Он проникает внутрь и начинает в себя вбирать её растерянность, её страх.

И вот она — очнулась. Она жива. Спала, спала и проснулась.

Она хочет осознать то, что они начали понимать с Аркадием. Вечная жизнь… К ней надо готовиться.

Нет, она не хочет быть Лизаветой — она не позволит убить себя!

В самом деле, почему должны жить подлецы, а они с Аркашей должны не жить? Она не имеет права никого жалеть. Она видела: две машины, слева и справа, врезались в них. Их двое — Игорь и Митяй. Они вдвоём убили Генри. Они хотели убить Аркадия. Игорь привёл своих рэкетиров. Не своими руками Игорь и Митяй убивали Генри и Аркадия. Вот и пригодились верные слуги Игоря.

Нотариальная контора, пропажа документов, сейф. Пожалуй, это не сумбурные мозги Митяя, это — Игорь.

Что же, Митяй — не убийца? И следующим в очереди мертвецов будет Митяй? Похоже, Игорь ни с кем не захочет делить ни власти, ни доллара!

Митяй — не убийца?! И она зря возненавидела его?! Да, он неприятный человек, но, если он не убивал, если способен так сильно любить, может быть, он — человек? Игорь тоже способен сильно любить. Ещё с уроков Давида Мироныча она была уверена: люди, способные сильно любить, убийцами быть не могут. Что бы сказал ей сейчас Давид Мироныч?

Убийца Митяй или не убийца?

Тогда почему он такой ввалился в контору?

Не её это дело: разбираться, её дело — рассказать американскому следователю подробно всё, что знает, о чём думает она.

При чём тут американский следователь в убийстве Аркаши?

При том! Русского следователя Игорь и Митяй купят!

Всё-таки опять Митяй? Так и выскакивает само собой его имя!

Наказуемо или ненаказуемо зло?

Почему она должна жалеть сына Митяя и будущего ребёнка Игоря, которых они вырастят тоже убийцами, и не жалеть свою девочку, дочку Аркадия?!

— Господи, помоги! Просвети!

Юля закрывает глаза и видит: на фоне очень светлого неба — лучи выплываемого из-за горизонта солнца. И над головой — стая птиц. Распахнули крылья, в строгом порядке летят к восходу солнца.
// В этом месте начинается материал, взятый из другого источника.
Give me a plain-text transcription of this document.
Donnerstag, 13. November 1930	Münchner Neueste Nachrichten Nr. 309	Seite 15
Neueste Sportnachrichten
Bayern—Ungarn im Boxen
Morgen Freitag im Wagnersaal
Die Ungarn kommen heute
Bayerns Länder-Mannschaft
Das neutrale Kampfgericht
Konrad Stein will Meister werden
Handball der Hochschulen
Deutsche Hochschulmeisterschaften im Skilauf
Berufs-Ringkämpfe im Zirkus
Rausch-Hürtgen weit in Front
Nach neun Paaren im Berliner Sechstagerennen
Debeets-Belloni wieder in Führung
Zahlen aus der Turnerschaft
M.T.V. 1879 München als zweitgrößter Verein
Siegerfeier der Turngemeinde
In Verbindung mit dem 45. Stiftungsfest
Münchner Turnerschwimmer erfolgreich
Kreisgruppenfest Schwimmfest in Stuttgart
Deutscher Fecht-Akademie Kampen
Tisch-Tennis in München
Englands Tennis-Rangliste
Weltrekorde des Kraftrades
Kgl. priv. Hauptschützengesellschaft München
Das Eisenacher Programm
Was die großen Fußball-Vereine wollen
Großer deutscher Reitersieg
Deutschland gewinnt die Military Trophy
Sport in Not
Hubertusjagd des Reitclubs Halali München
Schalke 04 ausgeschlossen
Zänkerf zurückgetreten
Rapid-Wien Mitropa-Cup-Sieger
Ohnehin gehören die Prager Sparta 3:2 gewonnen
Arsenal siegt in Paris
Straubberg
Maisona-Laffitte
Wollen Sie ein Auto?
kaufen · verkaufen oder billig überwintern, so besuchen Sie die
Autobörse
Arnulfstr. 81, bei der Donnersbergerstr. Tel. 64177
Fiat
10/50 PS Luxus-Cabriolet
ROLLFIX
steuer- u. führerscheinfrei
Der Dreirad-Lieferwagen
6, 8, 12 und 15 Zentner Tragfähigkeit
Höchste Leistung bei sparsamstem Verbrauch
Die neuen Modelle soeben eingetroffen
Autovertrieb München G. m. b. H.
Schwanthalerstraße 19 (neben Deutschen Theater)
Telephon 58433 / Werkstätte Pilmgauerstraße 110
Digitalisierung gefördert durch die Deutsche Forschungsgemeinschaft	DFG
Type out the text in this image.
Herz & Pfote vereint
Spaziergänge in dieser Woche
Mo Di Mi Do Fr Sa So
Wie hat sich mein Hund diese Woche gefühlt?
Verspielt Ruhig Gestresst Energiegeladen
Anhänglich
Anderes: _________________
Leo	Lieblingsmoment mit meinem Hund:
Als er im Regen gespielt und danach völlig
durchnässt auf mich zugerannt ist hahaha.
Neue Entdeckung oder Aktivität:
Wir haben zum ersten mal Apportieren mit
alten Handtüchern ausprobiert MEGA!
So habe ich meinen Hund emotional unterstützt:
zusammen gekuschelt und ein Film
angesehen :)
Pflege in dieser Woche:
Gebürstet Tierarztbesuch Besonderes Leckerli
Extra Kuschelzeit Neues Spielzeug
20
— В лесу родилась ёлочка… — бессонный голос Аркадия.

И светлое лицо Генри.

И лицо Бажена.

— В лесу она росла, — говорит Юля вслух.

Только она может себе и их с Аркашей дочке обеспечить нормальную жизнь. Она должна быть сильной.

И всё-таки начнёт она с американского посольства. Попросит вызвать того следователя и всё расскажет ему. Пусть будет международный скандал. Пусть Игорь с Митяем поймут, что зло наказуемо: убийцам нельзя жить!